Tudchentil

Les sources sur les gentilshommes bretons

Tromelin et Suffren

Un conflit entre marins

Par Claude-Youenn Roussel et Claude Forrer. Préface du contre-amiral Caron.

Au milieu de la guerre d'Amérique, dans l'océan Indien, des officiers aux bons états de service sont jetés à la porte de la Marine sur une appréciation colérique et dépréciative de Suffren, leur chef.

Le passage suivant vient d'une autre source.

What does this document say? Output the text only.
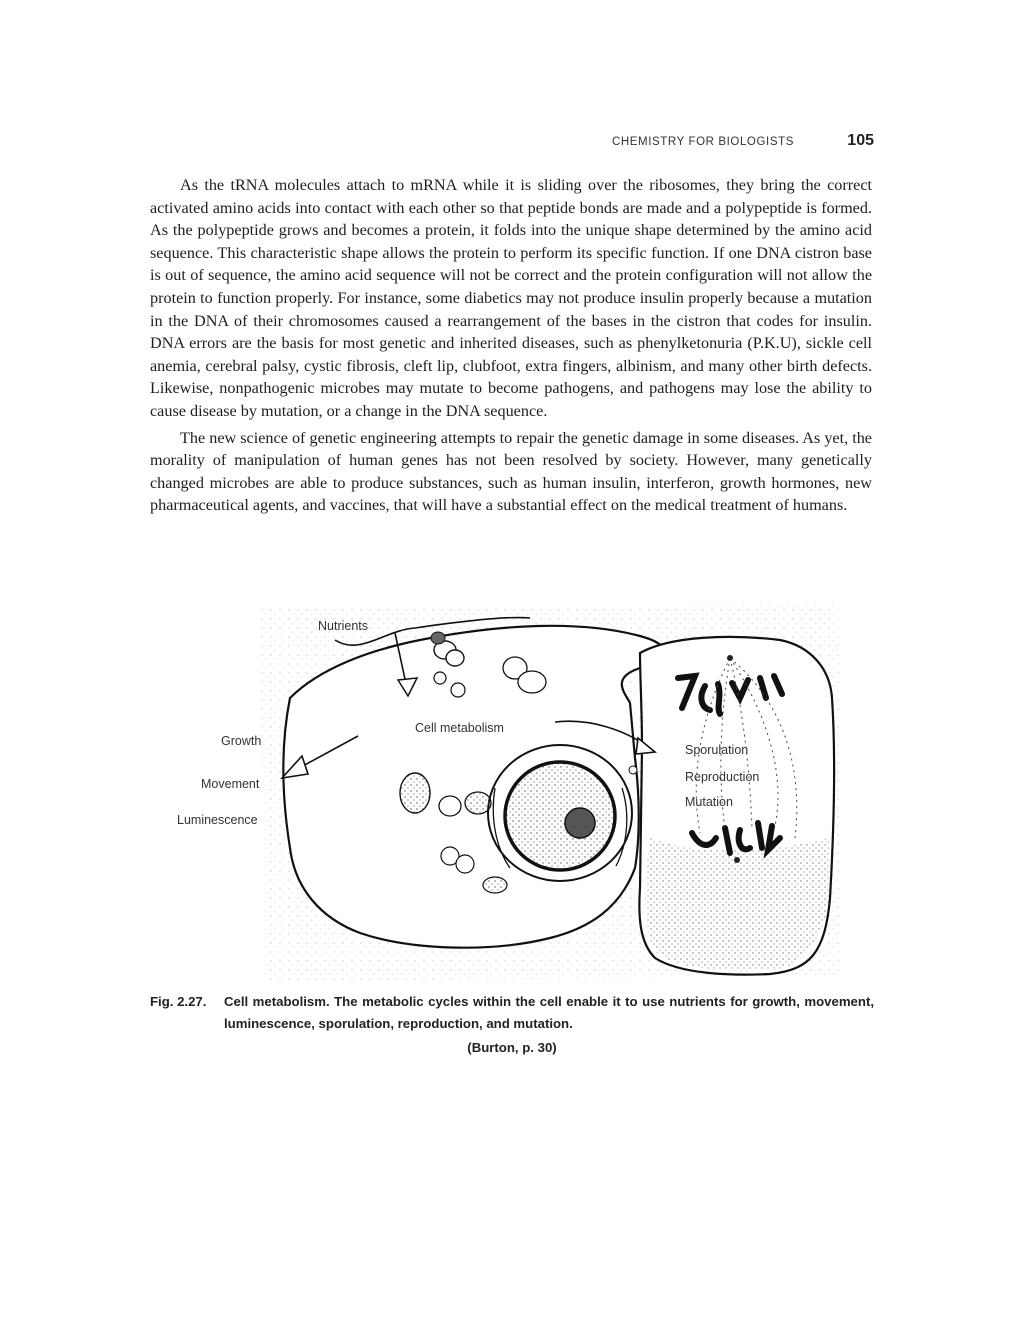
CHEMISTRY FOR BIOLOGISTS	105

As the tRNA molecules attach to mRNA while it is sliding over the ribosomes, they bring the correct activated amino acids into contact with each other so that peptide bonds are made and a polypeptide is formed. As the polypeptide grows and becomes a protein, it folds into the unique shape determined by the amino acid sequence. This characteristic shape allows the protein to perform its specific function. If one DNA cistron base is out of sequence, the amino acid sequence will not be correct and the protein configuration will not allow the protein to function properly. For instance, some diabetics may not produce insulin properly because a mutation in the DNA of their chromosomes caused a rearrangement of the bases in the cistron that codes for insulin. DNA errors are the basis for most genetic and inherited diseases, such as phenylketonuria (P.K.U), sickle cell anemia, cerebral palsy, cystic fibrosis, cleft lip, clubfoot, extra fingers, albinism, and many other birth defects. Likewise, nonpathogenic microbes may mutate to become pathogens, and pathogens may lose the ability to cause disease by mutation, or a change in the DNA sequence.

The new science of genetic engineering attempts to repair the genetic damage in some diseases. As yet, the morality of manipulation of human genes has not been resolved by society. However, many genetically changed microbes are able to produce substances, such as human insulin, interferon, growth hormones, new pharmaceutical agents, and vaccines, that will have a substantial effect on the medical treatment of humans.

Nutrients
Cell metabolism
Growth
Movement
Luminescence
Sporulation
Reproduction
Mutation
Fig. 2.27.	Cell metabolism. The metabolic cycles within the cell enable it to use nutrients for growth, movement, luminescence, sporulation, reproduction, and mutation.
(Burton, p. 30)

Parmi eux se trouve un Breton de Morlaix, Bernard Marie Boudin de Tromelin. Condamné sans jugement suite aux lettres venimeuses de son chef, il fait imprimer pour se défendre un Mémoire justificatif que personne n'accepte de lire dans les hautes sphères, l'empêchant ainsi de s'expliquer.

C'est ce texte rarissime qui est produit ici, empli d'une infinité de renseignements historiques, maritimes et militaires, commenté, annoté et analysé, accompagné de multiples autres documents dont les lettres officielles et privées de Suffren.

Claude-Youenn Roussel (membre de Tudchentil), spécialiste reconnu de la Bretagne et de la marine du XVIIIe siècle, a publié de nombreux livres (deux prix du Patrimoine maritime en 1992, prix de l'Académie de Marine en 2011, prix national de la Marine ACORAM en 2012). Le commandant Claude Forrer, capitaine au long cours en retraite, s'est passionné pour l'Histoire maritime ancienne et moderne. Il est l'auteur de diverses publications spécialisées.

En vente sur Amazon.fr au format broché (29€) ou au format Kindle (22,99€).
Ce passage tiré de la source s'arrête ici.